The Gates of Firestorm Peak
- Rules required: Advanced Dungeons & Dragons, 2nd edition
- Authors: Bruce Cordell
- First published: 1996

= The Gates of Firestorm Peak =

Advanced Dungeons & Dragons module

The Gates of Firestorm Peak is an adventure module for the second edition of the Advanced Dungeons & Dragons fantasy role-playing game. The adventure was published in 1996, and was written by Bruce Cordell, with cover art by Jeff Easley and interior art by Arnie Swekel.

==Design==
The Gates of Firestorm Peak incorporates the "Player's Option" rules into the adventure scenario, especially those from Player's Option: Combat & Tactics and Player's Option: Skills & Powers. The Gates of Firestorm Peak was designed for use the standard Advanced Dungeons & Dragons rules as well as the Player's Option rules and includes comments under the Player's Option Consideration heading at the end of every description and encounter. Bruce Cordell created the plane of madness known as Far Realm, inspired by the works of Lovecraft, for The Gates of Firestorm Peak.

==Plot summary==
The Gates of Firestorm Peak is an adventure in which the Elder Elves opened a portal many years ago deep inside a mountain, which allowed them to explore new worlds. The elves were able to power this portal using the comet called the Dragon's Tear, which appears on a 27-year cycle, and enabled them to connect directly with an alternate reality. The elves have been gone for a long time but the link to this alien world remains intact, and as the comet returns that world will spill out.

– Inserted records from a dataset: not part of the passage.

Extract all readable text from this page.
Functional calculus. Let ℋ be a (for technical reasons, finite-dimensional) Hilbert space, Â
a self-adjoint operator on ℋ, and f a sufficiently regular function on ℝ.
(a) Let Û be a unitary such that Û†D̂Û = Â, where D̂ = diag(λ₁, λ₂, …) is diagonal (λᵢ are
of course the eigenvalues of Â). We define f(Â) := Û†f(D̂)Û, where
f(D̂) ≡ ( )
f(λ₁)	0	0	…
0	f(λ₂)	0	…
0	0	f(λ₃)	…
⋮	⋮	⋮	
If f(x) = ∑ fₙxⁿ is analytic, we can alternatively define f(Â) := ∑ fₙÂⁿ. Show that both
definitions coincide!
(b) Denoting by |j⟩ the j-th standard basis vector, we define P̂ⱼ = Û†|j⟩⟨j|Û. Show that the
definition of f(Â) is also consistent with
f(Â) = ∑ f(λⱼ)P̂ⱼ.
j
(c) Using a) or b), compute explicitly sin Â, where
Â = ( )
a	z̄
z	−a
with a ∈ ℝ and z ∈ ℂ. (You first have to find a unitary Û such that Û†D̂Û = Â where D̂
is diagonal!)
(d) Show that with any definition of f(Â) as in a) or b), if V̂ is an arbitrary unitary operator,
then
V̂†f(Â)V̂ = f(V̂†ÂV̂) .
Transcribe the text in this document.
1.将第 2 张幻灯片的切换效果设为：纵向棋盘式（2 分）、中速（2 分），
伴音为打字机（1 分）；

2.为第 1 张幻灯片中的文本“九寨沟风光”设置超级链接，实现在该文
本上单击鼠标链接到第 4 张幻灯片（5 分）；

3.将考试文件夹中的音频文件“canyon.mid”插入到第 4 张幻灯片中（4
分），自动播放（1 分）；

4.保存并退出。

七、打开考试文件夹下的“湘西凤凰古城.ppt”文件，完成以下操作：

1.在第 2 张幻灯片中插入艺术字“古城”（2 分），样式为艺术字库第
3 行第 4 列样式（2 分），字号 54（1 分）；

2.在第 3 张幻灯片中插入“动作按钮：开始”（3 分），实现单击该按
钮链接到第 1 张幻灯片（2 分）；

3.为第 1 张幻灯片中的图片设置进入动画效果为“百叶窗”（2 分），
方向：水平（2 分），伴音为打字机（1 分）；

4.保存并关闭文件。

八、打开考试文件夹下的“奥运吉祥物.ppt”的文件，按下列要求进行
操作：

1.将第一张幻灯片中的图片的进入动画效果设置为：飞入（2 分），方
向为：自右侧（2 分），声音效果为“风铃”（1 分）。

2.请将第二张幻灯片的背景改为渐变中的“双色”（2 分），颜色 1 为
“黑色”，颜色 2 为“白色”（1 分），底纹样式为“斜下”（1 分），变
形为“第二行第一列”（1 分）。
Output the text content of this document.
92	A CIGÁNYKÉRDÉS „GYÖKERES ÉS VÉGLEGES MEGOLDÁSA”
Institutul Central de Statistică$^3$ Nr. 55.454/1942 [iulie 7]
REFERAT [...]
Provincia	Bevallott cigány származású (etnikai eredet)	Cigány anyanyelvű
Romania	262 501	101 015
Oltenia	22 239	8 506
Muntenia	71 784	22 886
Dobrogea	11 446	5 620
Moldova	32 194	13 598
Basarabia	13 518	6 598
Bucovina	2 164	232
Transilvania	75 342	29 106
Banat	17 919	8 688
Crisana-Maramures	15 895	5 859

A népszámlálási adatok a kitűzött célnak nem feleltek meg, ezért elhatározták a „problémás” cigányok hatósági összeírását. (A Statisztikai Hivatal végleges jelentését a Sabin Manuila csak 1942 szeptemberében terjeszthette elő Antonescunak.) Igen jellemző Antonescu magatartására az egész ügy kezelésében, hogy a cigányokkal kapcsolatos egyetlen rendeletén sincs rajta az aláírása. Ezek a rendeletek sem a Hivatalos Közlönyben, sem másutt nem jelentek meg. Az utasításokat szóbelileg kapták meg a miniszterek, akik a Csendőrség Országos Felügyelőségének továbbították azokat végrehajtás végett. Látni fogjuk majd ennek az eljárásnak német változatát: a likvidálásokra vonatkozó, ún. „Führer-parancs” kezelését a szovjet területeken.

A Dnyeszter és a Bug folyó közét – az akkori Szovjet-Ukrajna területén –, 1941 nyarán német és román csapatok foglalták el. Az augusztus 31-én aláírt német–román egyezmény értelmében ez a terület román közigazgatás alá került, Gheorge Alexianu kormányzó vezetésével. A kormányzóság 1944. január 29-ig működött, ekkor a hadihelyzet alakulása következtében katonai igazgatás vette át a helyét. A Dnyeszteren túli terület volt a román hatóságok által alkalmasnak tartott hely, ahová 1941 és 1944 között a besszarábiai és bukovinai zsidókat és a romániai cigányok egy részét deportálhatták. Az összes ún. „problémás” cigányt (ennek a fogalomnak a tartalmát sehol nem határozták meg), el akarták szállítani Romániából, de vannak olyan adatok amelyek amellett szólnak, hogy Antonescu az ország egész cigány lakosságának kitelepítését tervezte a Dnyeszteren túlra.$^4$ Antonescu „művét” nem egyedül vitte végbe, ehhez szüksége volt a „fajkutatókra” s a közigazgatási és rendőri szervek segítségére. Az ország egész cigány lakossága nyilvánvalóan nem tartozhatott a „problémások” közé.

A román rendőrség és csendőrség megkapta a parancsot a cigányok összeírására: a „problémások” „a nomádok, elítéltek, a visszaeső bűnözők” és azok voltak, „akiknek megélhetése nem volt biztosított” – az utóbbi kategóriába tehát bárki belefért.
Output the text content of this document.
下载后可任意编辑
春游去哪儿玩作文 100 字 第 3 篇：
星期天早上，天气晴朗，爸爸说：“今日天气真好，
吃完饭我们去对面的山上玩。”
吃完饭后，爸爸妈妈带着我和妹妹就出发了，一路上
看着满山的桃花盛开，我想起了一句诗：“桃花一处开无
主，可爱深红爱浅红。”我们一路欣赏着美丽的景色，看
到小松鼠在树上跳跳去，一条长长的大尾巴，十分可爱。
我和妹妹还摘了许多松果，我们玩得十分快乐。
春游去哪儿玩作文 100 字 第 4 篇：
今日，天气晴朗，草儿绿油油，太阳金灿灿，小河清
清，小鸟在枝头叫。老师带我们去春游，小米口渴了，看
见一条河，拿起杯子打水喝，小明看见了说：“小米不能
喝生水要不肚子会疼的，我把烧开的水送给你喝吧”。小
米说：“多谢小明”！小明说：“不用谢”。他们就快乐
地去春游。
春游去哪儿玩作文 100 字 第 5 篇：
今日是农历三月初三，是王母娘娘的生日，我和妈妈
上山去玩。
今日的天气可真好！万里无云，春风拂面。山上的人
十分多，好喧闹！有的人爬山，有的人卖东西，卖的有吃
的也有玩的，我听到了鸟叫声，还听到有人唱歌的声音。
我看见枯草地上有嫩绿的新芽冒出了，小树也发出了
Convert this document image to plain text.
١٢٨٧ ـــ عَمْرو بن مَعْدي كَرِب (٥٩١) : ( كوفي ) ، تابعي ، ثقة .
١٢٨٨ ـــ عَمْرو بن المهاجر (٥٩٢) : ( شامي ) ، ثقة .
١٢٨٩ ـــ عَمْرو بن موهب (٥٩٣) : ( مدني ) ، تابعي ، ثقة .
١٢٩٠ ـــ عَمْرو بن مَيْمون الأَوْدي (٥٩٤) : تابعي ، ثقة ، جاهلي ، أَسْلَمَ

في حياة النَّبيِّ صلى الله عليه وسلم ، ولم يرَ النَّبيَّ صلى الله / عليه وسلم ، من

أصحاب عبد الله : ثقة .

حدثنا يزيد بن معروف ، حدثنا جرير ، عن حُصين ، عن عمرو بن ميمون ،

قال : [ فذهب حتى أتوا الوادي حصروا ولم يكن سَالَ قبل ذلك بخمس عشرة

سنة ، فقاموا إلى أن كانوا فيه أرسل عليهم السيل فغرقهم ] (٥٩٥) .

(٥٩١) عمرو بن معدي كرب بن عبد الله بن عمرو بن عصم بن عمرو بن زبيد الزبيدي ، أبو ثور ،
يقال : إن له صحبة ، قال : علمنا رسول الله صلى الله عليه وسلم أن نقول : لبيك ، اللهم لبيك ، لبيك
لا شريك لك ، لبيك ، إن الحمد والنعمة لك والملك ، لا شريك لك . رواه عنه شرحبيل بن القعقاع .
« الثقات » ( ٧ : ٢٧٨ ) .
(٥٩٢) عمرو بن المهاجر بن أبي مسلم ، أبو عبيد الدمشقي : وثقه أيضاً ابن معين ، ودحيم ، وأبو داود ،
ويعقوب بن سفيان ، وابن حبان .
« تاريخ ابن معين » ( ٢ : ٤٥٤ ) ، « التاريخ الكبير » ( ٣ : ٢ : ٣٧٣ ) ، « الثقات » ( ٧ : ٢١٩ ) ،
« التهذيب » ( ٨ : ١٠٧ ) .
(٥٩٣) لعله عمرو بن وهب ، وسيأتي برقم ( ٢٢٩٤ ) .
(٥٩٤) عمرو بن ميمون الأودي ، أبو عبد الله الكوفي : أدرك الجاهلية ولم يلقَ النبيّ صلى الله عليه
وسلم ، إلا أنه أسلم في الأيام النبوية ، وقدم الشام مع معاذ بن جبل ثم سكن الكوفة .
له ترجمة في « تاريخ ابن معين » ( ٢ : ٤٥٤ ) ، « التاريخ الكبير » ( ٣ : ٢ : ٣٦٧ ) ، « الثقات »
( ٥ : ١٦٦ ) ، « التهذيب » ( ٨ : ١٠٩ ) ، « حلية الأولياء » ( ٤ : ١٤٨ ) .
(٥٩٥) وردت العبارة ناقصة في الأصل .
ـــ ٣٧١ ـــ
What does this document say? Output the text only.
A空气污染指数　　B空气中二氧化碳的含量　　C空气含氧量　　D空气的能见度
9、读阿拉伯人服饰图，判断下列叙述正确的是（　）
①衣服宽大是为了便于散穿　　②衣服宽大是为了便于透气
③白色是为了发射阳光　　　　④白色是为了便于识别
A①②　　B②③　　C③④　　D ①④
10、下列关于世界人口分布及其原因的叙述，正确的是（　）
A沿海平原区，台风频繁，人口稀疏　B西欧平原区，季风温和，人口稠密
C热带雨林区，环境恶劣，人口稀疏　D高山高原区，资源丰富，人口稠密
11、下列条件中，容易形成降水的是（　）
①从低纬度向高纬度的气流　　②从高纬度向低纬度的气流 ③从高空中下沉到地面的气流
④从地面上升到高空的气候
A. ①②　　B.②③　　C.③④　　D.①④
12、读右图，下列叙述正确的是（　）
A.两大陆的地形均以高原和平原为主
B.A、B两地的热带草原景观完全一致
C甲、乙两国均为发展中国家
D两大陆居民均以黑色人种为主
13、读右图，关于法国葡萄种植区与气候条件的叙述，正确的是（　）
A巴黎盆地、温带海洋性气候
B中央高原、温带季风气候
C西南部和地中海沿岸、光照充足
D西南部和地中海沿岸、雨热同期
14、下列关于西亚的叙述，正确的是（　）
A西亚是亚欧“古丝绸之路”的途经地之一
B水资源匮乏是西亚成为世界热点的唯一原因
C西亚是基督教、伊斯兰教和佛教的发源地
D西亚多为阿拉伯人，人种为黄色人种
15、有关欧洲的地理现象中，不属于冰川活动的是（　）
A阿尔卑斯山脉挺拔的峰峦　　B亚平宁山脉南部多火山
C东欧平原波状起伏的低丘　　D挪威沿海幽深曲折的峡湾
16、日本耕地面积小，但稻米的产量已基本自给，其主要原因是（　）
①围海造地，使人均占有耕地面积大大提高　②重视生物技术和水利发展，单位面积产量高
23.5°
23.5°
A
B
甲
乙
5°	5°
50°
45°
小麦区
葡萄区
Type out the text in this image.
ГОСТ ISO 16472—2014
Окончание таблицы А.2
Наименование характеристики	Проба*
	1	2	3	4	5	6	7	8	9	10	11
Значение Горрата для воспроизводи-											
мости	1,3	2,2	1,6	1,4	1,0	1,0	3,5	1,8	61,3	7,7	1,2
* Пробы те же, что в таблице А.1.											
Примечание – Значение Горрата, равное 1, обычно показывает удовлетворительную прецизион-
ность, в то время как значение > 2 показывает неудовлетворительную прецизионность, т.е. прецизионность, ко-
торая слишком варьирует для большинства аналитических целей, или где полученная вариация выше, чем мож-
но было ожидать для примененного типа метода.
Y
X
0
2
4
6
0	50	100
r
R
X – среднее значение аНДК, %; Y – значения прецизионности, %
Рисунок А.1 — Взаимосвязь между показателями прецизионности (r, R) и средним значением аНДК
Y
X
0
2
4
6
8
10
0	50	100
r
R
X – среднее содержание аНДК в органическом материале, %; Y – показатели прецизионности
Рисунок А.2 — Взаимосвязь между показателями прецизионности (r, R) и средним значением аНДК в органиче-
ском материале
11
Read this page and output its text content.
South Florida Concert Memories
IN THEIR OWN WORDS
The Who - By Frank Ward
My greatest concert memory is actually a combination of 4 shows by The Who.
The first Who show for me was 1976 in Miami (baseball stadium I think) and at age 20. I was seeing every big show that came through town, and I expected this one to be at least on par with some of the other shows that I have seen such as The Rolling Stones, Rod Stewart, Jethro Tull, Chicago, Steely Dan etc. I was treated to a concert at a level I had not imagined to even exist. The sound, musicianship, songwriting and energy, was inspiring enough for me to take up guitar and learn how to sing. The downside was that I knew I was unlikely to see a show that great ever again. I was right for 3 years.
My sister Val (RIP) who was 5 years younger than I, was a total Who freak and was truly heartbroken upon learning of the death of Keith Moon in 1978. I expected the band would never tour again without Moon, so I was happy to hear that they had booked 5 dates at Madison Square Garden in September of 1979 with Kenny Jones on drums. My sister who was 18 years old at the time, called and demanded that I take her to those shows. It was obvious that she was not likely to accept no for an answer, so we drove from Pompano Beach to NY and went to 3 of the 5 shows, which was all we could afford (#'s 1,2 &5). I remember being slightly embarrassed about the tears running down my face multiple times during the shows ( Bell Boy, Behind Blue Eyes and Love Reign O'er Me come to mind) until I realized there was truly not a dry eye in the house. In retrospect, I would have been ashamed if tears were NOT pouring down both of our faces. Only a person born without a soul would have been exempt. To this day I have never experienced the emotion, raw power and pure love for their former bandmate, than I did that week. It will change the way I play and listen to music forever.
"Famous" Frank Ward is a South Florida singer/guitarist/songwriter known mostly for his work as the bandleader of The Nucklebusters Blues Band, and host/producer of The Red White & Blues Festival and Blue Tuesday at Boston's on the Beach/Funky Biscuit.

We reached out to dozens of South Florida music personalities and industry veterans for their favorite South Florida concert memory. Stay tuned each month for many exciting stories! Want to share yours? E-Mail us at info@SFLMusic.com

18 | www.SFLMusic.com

The Gates of Firestorm Peak begins in the Shirelands at the village of Longbridge, located in the foothills of the mountain range that contains Firestorm Peak. In prehistory, the Elder Elves thrived during a previous Age of the world, and created a magical laboratory under Firestorm Peak where they opened a gate to the Far Realm which opens every 27 years. Over time, the bizarre physical laws and alien madness of the other dimension began to warp the areas underneath the mountain. Three hundred years ago a colony of duergar settled nearby and became guardians of the corrupted area. Decades ago, the evil conjurer Madreus bypassed the duergar and gained mastery of the Far Realm creatures residing in the complex underneath Firestorm Peak. In the last five years, he gained control of the duergar, and his studies and experiments have begun to cause manifestations of warped behavior in nature and society to spread beyond the legendary mountain. If not stopped by the player characters, the gate will eventually provide Madreus with the energies and allies he needs to bring the Far Realm's madness to the rest of the world.

==Reception==
Trenton Webb reviewed The Gates of Firestorm Peak for Arcane magazine, rating it a 9 out of 10 overall. He called the adventure's premise "strong, if a little Stargatey" noting that it "would normally be enough to justify an adventure module. And it would be worthy of note for its solid design, varied structure and high-quality supplementary artwork. Yet what really makes Firestorm Peak different is that it's designed to be used with both the standard and Player's Option AD&D rules." Webb commented more fully on the Player's Option rules: "Now while the Player's Option series undoubtedly refined a woefully inadequate combat system and cleaned up spell casting, it did introduce a cartload of new rules too. And although each of these new rules was clearly explained in isolation, seeing them all in practice is an absolute must if you're to grasp the full impact of the system. As the first 'showcase' supplement for the system, Firestorm Peak does an excellent job." He continued: "With the simple addition of Player's Option Consideration comments at the end of each description or encounter, referees can see where the standard and Player's Option games differ. More importantly, these footnotes illustrate the extra depth that can be added to play if used well." Webb concluded his review by saying: "The Gates of Firestorm Peak is a totally playable, if somewhat long, adventure for all AD&D hackers. As a showcase for the Player's Option series, though, it works as both an illustrative guide to the new rules and an advert. Because if you haven't toyed with the new rules, you'll be wondering just why its players get some large-scale maps and cardboard cut-out pieces, but old-style AD&Ders don't."

The Gates of Firestorm Peak was ranked the 11th greatest Dungeons & Dragons adventure of all time by Dungeon in 2004, on the 30th anniversary of the Dungeons & Dragons game.